Cursive script emerged in the early years of the Han dynasty as a result of its convenience in writing. Its basic characteristics can be summed up as: an impression of vigorous and unrestrained spirit is revealed in the rhythmic and fast movement of brushes.
There are three phases of the development of cursive script - early cursive script, Zhang style cursive script, and modern cursive script. Early cursive script paralleled in development with official script and was generally called "official cursive script", which had some elements of seal-cursive script. Zhang style cursive script was a blend of early cursive with Han official script, with strokes hooked together in forms of waves, each character standing independently from another, flat and square and moving horizontally.

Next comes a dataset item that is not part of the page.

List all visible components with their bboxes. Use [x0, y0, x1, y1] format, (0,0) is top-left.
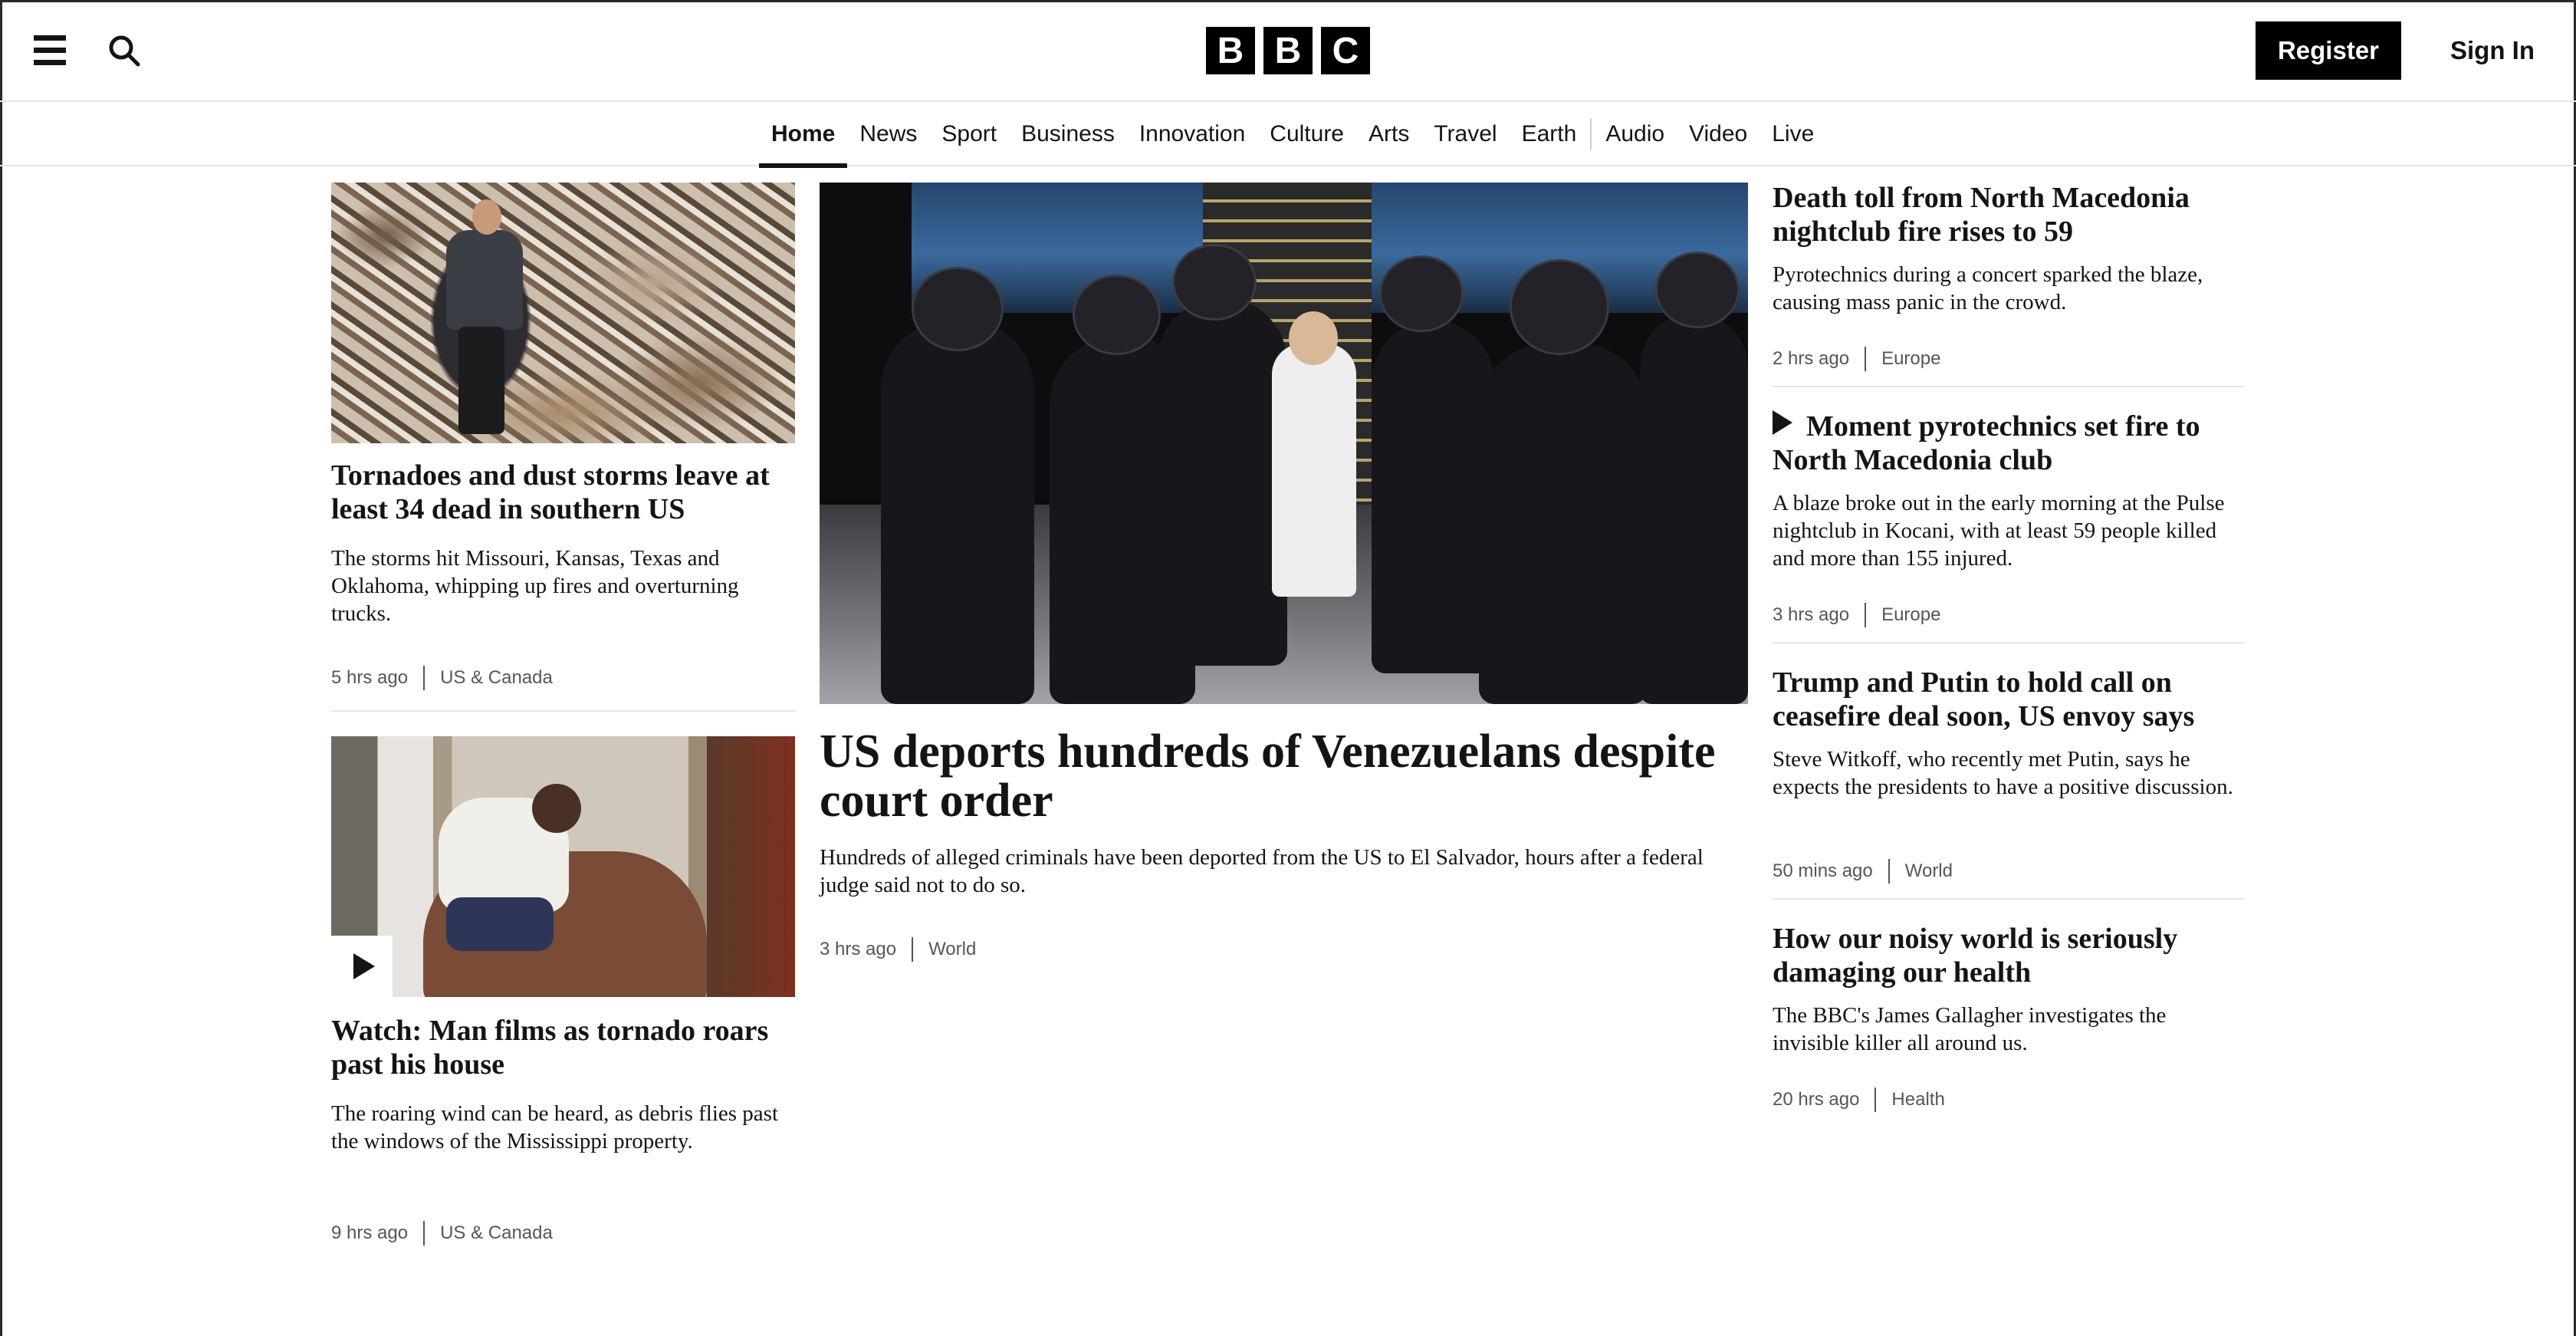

In the last Han Dynasty, Zhang style cursive script developed even further, leaving off traces of official script. The strokes of characters were interconnected, and the components and radicals of characters came to be simplified and mutually borrowable. And thus came into being modern cursive script, which has been prospering since the Wei and Jin Dynasties.
In Tang dynasty, the writing of modern cursive script came to be more vigorous and unrestrained. With strokes interlinked and encircling and character shapes grotesquely changing, it got its name "wild cursive script" or "highly cursive hand". Cursive writing, however, is not equated with random at-will scribbling. Instead, certain rules should be followed, for example, the links of dots and strokes, the simplification of character structure and the borrowing of components.
In the history of Chinese calligraphy, many master calligraphers got famous for their cursive scripts, such as Zhang Xu, Huai Su, and Zhi Yong in ancient time, who are acclaimed the "saints of cursive script", and in modern time, Mao Zedong, the founder of the People's Republic of China, and Yu Youren, the senior statesman of Chinese Nationalist Party (KMT).